Binoculars Carl Zeiss Jena Turita 8x24 (1)

Magnification: 8x
Aperture (objective diameter): 24 mm
Field of view: 6.3°
Outlet pupil diameter: 3 mm
The closest focusing distance: 3.2 m
Width: 14.1 cm
Height: 8.5 cm
Weight: 425 g
Production date: 1928.

   In 1920, the German optical firm J.D. Möller Optische Werke GmbH, founded in 1864, patents a new optical prism. It is a gluing of two parts (see picture). Due to only two air-to-glass transitions, binoculars with such prisms had better contrast and higher light transmission (and therefore a brighter image) than binoculars with Porro prisms (four air-to-glass transitions).

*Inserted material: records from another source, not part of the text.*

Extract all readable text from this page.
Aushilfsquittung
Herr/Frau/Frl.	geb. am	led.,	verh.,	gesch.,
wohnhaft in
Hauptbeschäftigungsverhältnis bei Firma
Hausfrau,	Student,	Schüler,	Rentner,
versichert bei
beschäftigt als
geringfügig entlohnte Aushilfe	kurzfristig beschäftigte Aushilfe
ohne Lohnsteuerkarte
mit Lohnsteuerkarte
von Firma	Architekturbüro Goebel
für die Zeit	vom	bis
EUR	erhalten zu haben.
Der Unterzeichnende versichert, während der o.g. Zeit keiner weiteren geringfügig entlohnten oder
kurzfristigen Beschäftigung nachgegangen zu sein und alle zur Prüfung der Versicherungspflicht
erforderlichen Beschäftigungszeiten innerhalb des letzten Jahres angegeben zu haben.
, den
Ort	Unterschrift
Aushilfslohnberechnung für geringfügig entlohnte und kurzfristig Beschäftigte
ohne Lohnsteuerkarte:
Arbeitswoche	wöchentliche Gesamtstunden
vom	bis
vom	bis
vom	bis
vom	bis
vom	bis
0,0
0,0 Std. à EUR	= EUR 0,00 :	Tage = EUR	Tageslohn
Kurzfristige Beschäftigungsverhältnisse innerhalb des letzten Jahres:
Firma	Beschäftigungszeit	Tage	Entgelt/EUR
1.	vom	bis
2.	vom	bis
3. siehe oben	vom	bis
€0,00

   J.D. Möller Optische Werke GmbH began to produce binoculars with new prisms, and based its advertising on the above fact: why buy more bulky and heavy binoculars on Porro prisms, if you can buy our compact and lightweight binoculars with the same high-quality image?
   The management of Carl Zeiss Jena did not like this much: the vast majority of Carl Zeiss binoculars had Porro prisms. A lawsuit began between the two firms, which ended in victory ... J.D. Möller Optische Werke GmbH. This is one of the few cases where Carl Zeiss has lost a lawsuit.
   Carl Zeiss engineers did not remain in debt, and in 1923, the "flat" compact Telita 6x18 binoculars appeared, structurally very similar to Möller's binoculars. But Carl Zeiss respected patent law and used the old scheme of prisms from the French company Huet as a turning system.
   Telita 6x18 of the first generation (Telita I) had a central focus and flawless mechanical part. However, the optics turned out to be unsuccessful: unlike the competitor, the exit pupil was not round, but “cropped”. In this form, with minor changes (hull finishing materials), this device was produced until 1926. A total of 3,500 copies of this rather rare binocular were produced.
   In 1926, the second generation of binoculars - Telita II - was released. It had the same optical characteristics, but it used different, slightly modified Möller prisms - Nichterlein prisms. The optical characteristics have improved significantly (it was possible to eliminate the “cropping” of the exit pupil), and the device was produced in this form until 1943. 
   Given the success of the Telita II binoculars and to give customers the opportunity to purchase a similar but more powerful "twin", in 1928 Cars Zeiss introduced the new Turita 8x24 model to the market. The new device had an 8x magnification and an objective diameter of 24 mm. It first officially appeared in the Carl Zeiss Jena T326 catalog in 1928, but its sales began a year earlier - in 1927. The model was intended for tourists and for watching sports.
   Turita 8x24 was produced until the beginning of the 40s of the last century in two modifications, which differed only in weight - the first version weighed 425 g, the second (30s) - 290 g.
   Like the "little brother" Telita II 6x18, Turita 8x24 had a brighter image (only 8 air-to-glass transitions) compared to 8x24 binoculars with similar characteristics, but built on Porro prisms (11-12 air-to-glass transitions "). was worse due to the proximity of the lenses of the objectives to each other.
   The binoculars, which are presented today in our virtual museum, belong to the first version of this model. It has a central hinge, on the upper washer of which a scale of interpupillary distances is applied, magnification and aperture (lens diameter) of 8x24 binoculars.
   The body design of the device is very similar to the design of the "younger brother" - Telita II 6x18 (see photo). In the working position, the binoculars strongly “fold”. The eyepiece housings have a longitudinal knurling, the diameter of the base of the eyepieces is 22 mm. Prism body height 42 mm, width 69 mm, thickness 32 mm. Focusing of the device is central, the focusing wheel has a rare location - in front (near the lenses) of the binoculars. Focusing with this design is most convenient to do ... little fingers)). Lens diameter - 24 mm.
   The case for the binoculars is embossed with the famous English company selling optical and scientific instruments - Negretti and Zambra (founded 1850) - see photo.
   The inscriptions on the left shoulder of the central focus are “Carl Zeiss”. On the right - “Turita 1423993”. The inscription is printed in block letters against the background of a schematic image of a Carl Zeiss Tessar photographic lens.
   In addition, the binocular case is embossed “E.A.B”, and on the binoculars itself there is the inscription “E.A.BALFOUR” (see photo). The binoculars probably belonged to Elliot Archibald Balfour, an official of the British colonial administration in Sudan, one of the two sons of the famous tropical disease researcher, Sir Andrew Balfour (see photo below)
   The serial number of the binoculars is 1423993, it was manufactured in 1928 in a batch of 500 pieces. It is noteworthy that this was the second batch of release of this model.